O cenário parece ser do tempo da criação do mundo, as águas cintilam em vários tons de azul, o clima está tropical e, nas conversas à volta, as línguas bárbaras predominam sobre as mais conhecidas. A identidade do lugar não se revela de imediato.

“Em Maiorca, há gente até debaixo das pedras”, diz o taxista galego, contente por encontrar portugueses nesta parte da ilha. Para trás, por detrás da linha rendilhada da costa, ficaram as paisagens agrícolas, de pasto, alfarrobeiras, amendoeiras e casas de pedra arenítica côr de âmbar, que também fazem parte do Parque Natural de Mondragó, 790ha de área protegida no sudeste da Balear Maior. Entre a diversidade de ecossistemas que o compõem — dunas, lagunas, pinhal, cultivo tradicional, bosque baixo —, a costa rochosa e as calas (praias) são os maiores atractivos, seduzindo centenas de visitantes por dia. Afinal, pelo menos uma vez na vida, todos deviam ter oportunidade de contemplar este azul plácido e cristalino.

Desculpamos a multidão na Cala de s’Amarador e mergulhamos lado a lado com o corvo marinho, o turista alemão, a família russa, as raparigas espalholas e o maiorquino de fim-de-semana. O sol a pique e a pressão humana não deixam perceber outro tipo de fauna, embora conste que seja diversa, sobretudo no que diz respeito a aves (foram os ornitólogos os primeiros a reivindicar a criação desta área protegida).

Para ouvir, no silêncio, o canto dos pássaros e as ondas escavando as rochas, saltar poças de sal, subir e descer os estratos calcários onde prospera o funcho marítimo e as vistas deslumbram, é preciso transpirar mais um pouco e seguir os caminhos assinalados, sempre à beira-mar. Descobrem-se grutas, minúsculas calas menos frequentadas (os calós) e as estreitas enseadas onde se escondem ricos e famosos em iates brilhantes, tal como outrora os piratas nos seus navios. A sombra fresca dos pinheiros de Alepo substitui com vantagem o guarda-sol. Nas falésias mais altas, espécimes centenários crescem na horizontal, troncos poderosos medindo forças com a rocha e copas disfarçadas de arbustos para resistir ao vento salgado. É daqui que se avista finalmente o azul mais profundo: o azul do Mediterrâneo.

Já no último dia de viagem, um súbito vento de sul turva e agita as águas quentes das calas. Numa enseada próxima, o rodopio de uma “sopa de plástico” quebra o idílio: este é o grande mar interior, o “Mar Branco do Meio”, como lhe chamaram árabes, em cujas margens vivem perto de 250 milhões de pessoas, dispersas por 24 países, sem contar com os milhões de turistas que nele desaguam todos os verões.

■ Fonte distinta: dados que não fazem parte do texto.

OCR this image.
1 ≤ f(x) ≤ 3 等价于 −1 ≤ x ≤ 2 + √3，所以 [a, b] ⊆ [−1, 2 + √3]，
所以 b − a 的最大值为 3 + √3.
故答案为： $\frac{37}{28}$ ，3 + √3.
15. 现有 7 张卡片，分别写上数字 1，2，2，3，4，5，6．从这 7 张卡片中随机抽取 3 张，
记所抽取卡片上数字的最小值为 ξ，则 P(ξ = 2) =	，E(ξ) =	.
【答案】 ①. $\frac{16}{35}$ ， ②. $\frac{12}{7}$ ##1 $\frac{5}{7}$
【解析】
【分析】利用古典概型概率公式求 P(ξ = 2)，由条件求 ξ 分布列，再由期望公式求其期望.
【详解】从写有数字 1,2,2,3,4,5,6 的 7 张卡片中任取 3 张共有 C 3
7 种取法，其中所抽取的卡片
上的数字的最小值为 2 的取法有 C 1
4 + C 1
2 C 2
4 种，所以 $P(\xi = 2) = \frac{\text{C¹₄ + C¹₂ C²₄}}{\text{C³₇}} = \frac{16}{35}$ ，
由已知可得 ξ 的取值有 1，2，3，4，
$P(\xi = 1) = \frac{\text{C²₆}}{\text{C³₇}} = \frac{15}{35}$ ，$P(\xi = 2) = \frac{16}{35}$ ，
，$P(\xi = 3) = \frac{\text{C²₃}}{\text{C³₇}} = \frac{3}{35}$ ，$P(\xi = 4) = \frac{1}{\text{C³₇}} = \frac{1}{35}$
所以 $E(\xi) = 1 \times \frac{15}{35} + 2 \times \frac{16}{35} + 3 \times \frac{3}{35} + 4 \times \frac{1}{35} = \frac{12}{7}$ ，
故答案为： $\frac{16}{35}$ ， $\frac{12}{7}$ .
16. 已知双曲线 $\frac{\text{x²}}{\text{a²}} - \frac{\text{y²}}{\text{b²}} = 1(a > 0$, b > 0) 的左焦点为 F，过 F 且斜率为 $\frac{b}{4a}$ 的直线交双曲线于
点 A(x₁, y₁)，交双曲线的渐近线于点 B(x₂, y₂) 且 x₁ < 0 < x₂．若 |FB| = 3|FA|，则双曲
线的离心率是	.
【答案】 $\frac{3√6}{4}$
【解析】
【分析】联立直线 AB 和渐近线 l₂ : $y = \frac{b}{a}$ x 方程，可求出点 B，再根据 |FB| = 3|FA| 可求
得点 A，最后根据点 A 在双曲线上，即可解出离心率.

Quase metade da orla costeira do Mediterrâneo tinha já desaparecido sob o betão, quando o Parque Natural de Mondragó foi criado, em 1992. Não passa de um pequeno reportório da beleza original da ilha de Maiorca, mas talvez, quem sabe, turistas e visitantes levem daqui algo mais do que banhos de sol e de água quente, num vislumbre do que foi e do que poderá ainda ser o azul do mundo.